Is there a more efficient way to do this with Eigen
library?
In other words, I'm trying to eliminate numbers below a certain threshold in my calculation pipeline.
The shortest way to write what you want, is
void foo(Eigen::VectorXf& inout, float threshold)
{
inout = (threshold < inout.array().abs()).select(inout, 0.0f);
}
However, neither comparisons nor the select
method get vectorized by Eigen (as of now).

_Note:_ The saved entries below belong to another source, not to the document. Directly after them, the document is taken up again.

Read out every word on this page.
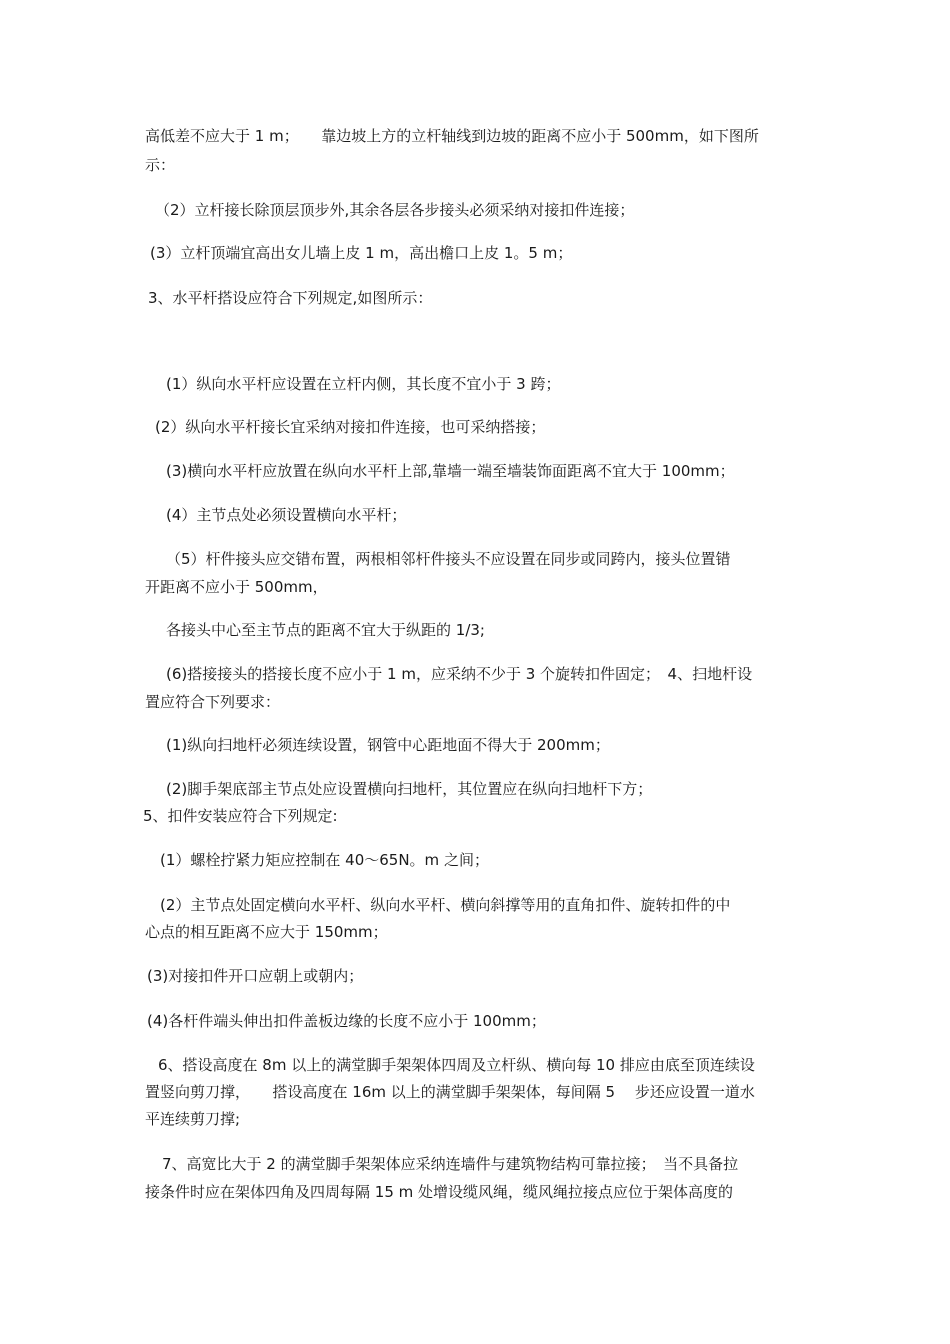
高低差不应大于 1 m；　　靠边坡上方的立杆轴线到边坡的距离不应小于 500mm，如下图所
示：
（2）立杆接长除顶层顶步外,其余各层各步接头必须采纳对接扣件连接；
(3）立杆顶端宜高出女儿墙上皮 1 m，高出檐口上皮 1。5 m；
3、水平杆搭设应符合下列规定,如图所示：
(1）纵向水平杆应设置在立杆内侧，其长度不宜小于 3 跨；
(2）纵向水平杆接长宜采纳对接扣件连接，也可采纳搭接；
(3)横向水平杆应放置在纵向水平杆上部,靠墙一端至墙装饰面距离不宜大于 100mm；
(4）主节点处必须设置横向水平杆；
（5）杆件接头应交错布置，两根相邻杆件接头不应设置在同步或同跨内，接头位置错
开距离不应小于 500mm，
各接头中心至主节点的距离不宜大于纵距的 1/3;
(6)搭接接头的搭接长度不应小于 1 m，应采纳不少于 3 个旋转扣件固定；　4、扫地杆设
置应符合下列要求：
(1)纵向扫地杆必须连续设置，钢管中心距地面不得大于 200mm；
(2)脚手架底部主节点处应设置横向扫地杆，其位置应在纵向扫地杆下方；
5、扣件安装应符合下列规定:
(1）螺栓拧紧力矩应控制在 40～65N。m 之间；
(2）主节点处固定横向水平杆、纵向水平杆、横向斜撑等用的直角扣件、旋转扣件的中
心点的相互距离不应大于 150mm；
(3)对接扣件开口应朝上或朝内；
(4)各杆件端头伸出扣件盖板边缘的长度不应小于 100mm；
6、搭设高度在 8m 以上的满堂脚手架架体四周及立杆纵、横向每 10 排应由底至顶连续设
置竖向剪刀撑，　　搭设高度在 16m 以上的满堂脚手架架体，每间隔 5　 步还应设置一道水
平连续剪刀撑;
7、高宽比大于 2 的满堂脚手架架体应采纳连墙件与建筑物结构可靠拉接；　当不具备拉
接条件时应在架体四角及四周每隔 15 m 处增设缆风绳，缆风绳拉接点应位于架体高度的
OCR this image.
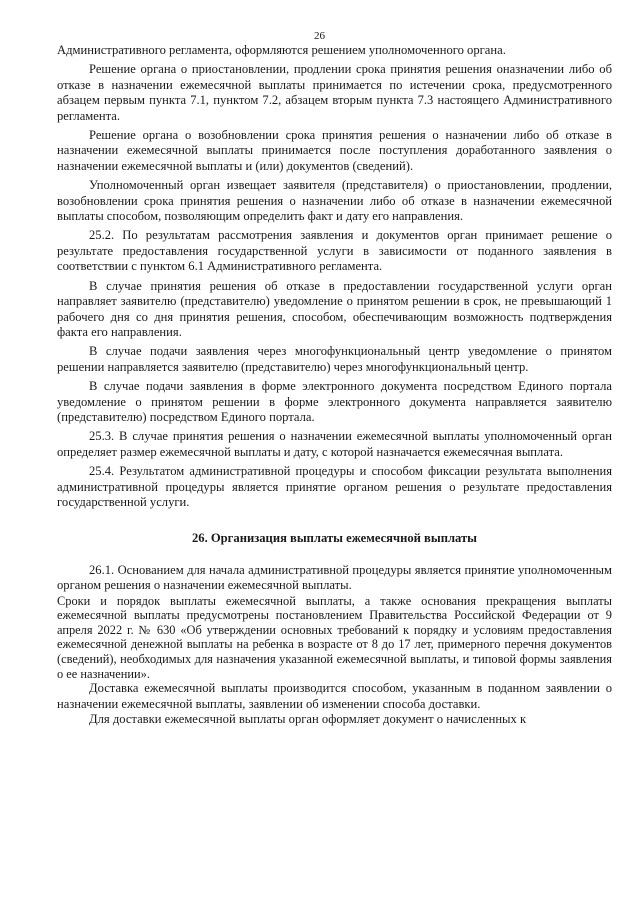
26

Административного регламента, оформляются решением уполномоченного органа.

Решение органа о приостановлении, продлении срока принятия решения оназначении либо об отказе в назначении ежемесячной выплаты принимается по истечении срока, предусмотренного абзацем первым пункта 7.1, пунктом 7.2, абзацем вторым пункта 7.3 настоящего Административного регламента.

Решение органа о возобновлении срока принятия решения о назначении либо об отказе в назначении ежемесячной выплаты принимается после поступления доработанного заявления о назначении ежемесячной выплаты и (или) документов (сведений).

Уполномоченный орган извещает заявителя (представителя) о приостановлении, продлении, возобновлении срока принятия решения о назначении либо об отказе в назначении ежемесячной выплаты способом, позволяющим определить факт и дату его направления.

25.2. По результатам рассмотрения заявления и документов орган принимает решение о результате предоставления государственной услуги в зависимости от поданного заявления в соответствии с пунктом 6.1 Административного регламента.

В случае принятия решения об отказе в предоставлении государственной услуги орган направляет заявителю (представителю) уведомление о принятом решении в срок, не превышающий 1 рабочего дня со дня принятия решения, способом, обеспечивающим возможность подтверждения факта его направления.

В случае подачи заявления через многофункциональный центр уведомление о принятом решении направляется заявителю (представителю) через многофункциональный центр.

В случае подачи заявления в форме электронного документа посредством Единого портала уведомление о принятом решении в форме электронного документа направляется заявителю (представителю) посредством Единого портала.

25.3. В случае принятия решения о назначении ежемесячной выплаты уполномоченный орган определяет размер ежемесячной выплаты и дату, с которой назначается ежемесячная выплата.

25.4. Результатом административной процедуры и способом фиксации результата выполнения административной процедуры является принятие органом решения о результате предоставления государственной услуги.

26. Организация выплаты ежемесячной выплаты

26.1. Основанием для начала административной процедуры является принятие уполномоченным органом решения о назначении ежемесячной выплаты.

Сроки и порядок выплаты ежемесячной выплаты, а также основания прекращения выплаты ежемесячной выплаты предусмотрены постановлением Правительства Российской Федерации от 9 апреля 2022 г. № 630 «Об утверждении основных требований к порядку и условиям предоставления ежемесячной денежной выплаты на ребенка в возрасте от 8 до 17 лет, примерного перечня документов (сведений), необходимых для назначения указанной ежемесячной выплаты, и типовой формы заявления о ее назначении».

Доставка ежемесячной выплаты производится способом, указанным в поданном заявлении о назначении ежемесячной выплаты, заявлении об изменении способа доставки.

Для доставки ежемесячной выплаты орган оформляет документ о начисленных к
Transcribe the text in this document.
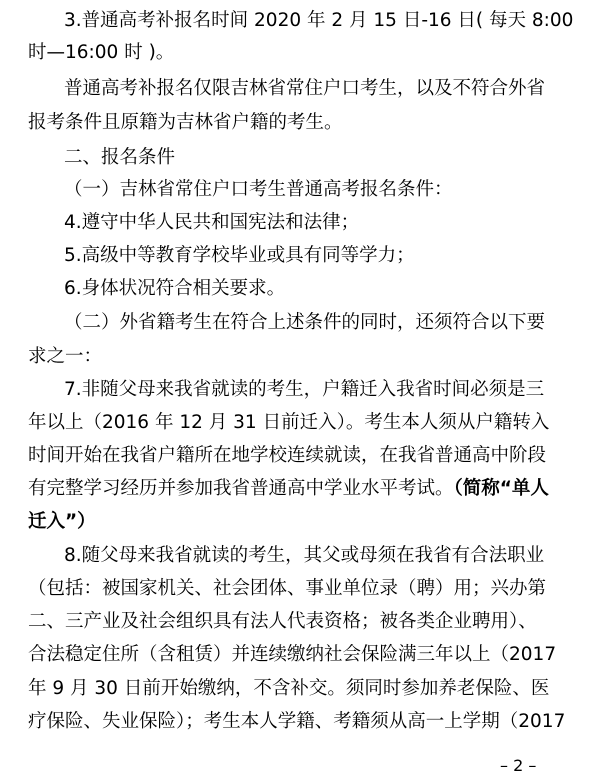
3.普通高考补报名时间 2020 年 2 月 15 日-16 日( 每天 8:00
时—16:00 时 )。
普通高考补报名仅限吉林省常住户口考生，以及不符合外省
报考条件且原籍为吉林省户籍的考生。
二、报名条件
（一）吉林省常住户口考生普通高考报名条件：
4.遵守中华人民共和国宪法和法律；
5.高级中等教育学校毕业或具有同等学力；
6.身体状况符合相关要求。
（二）外省籍考生在符合上述条件的同时，还须符合以下要
求之一：
7.非随父母来我省就读的考生，户籍迁入我省时间必须是三
年以上（2016 年 12 月 31 日前迁入）。考生本人须从户籍转入
时间开始在我省户籍所在地学校连续就读，在我省普通高中阶段
有完整学习经历并参加我省普通高中学业水平考试。（简称“单人
迁入”）
8.随父母来我省就读的考生，其父或母须在我省有合法职业
（包括：被国家机关、社会团体、事业单位录（聘）用；兴办第
二、三产业及社会组织具有法人代表资格；被各类企业聘用）、
合法稳定住所（含租赁）并连续缴纳社会保险满三年以上（2017
年 9 月 30 日前开始缴纳，不含补交。须同时参加养老保险、医
疗保险、失业保险）；考生本人学籍、考籍须从高一上学期（2017
– 2 –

If speed is essential, you need to either write some manual SIMD code, or write a custom functor which supports a packet
method (this uses internal functionality of Eigen, so it is not guaranteed to be stable!):
template<typename Scalar> struct threshold_op {
Scalar threshold;
threshold_op(const Scalar& value) : threshold(value) {}
EIGEN_DEVICE_FUNC EIGEN_STRONG_INLINE const Scalar operator() (const Scalar& a) const{
return threshold < std::abs(a) ? a : Scalar(0); }
template<typename Packet>
EIGEN_DEVICE_FUNC EIGEN_STRONG_INLINE const Packet packetOp(const Packet& a) const {
using namespace Eigen::internal;
return pand(pcmp_lt(pset1<Packet>(threshold),pabs(a)), a);
}
};
namespace Eigen { namespace internal {
template<typename Scalar>
struct functor_traits<threshold_op<Scalar> >
{ enum {
Cost = 3*NumTraits<Scalar>::AddCost,
PacketAccess = packet_traits<Scalar>::HasAbs };
};
}}
This can then be passed to unaryExpr
:
inout = inout.unaryExpr(threshold_op<float>(threshold));
Godbolt-Demo (should work with SSE/AVX/AVX512/NEON/...): https://godbolt.org/z/bslATI
It might actually be that the only reason for your slowdown are subnormal numbers. In that case, a simple
_MM_SET_FLUSH_ZERO_MODE(_MM_FLUSH_ZERO_ON);
should do the trick (cf: Why does changing 0.1f to 0 slow down performance by 10x?)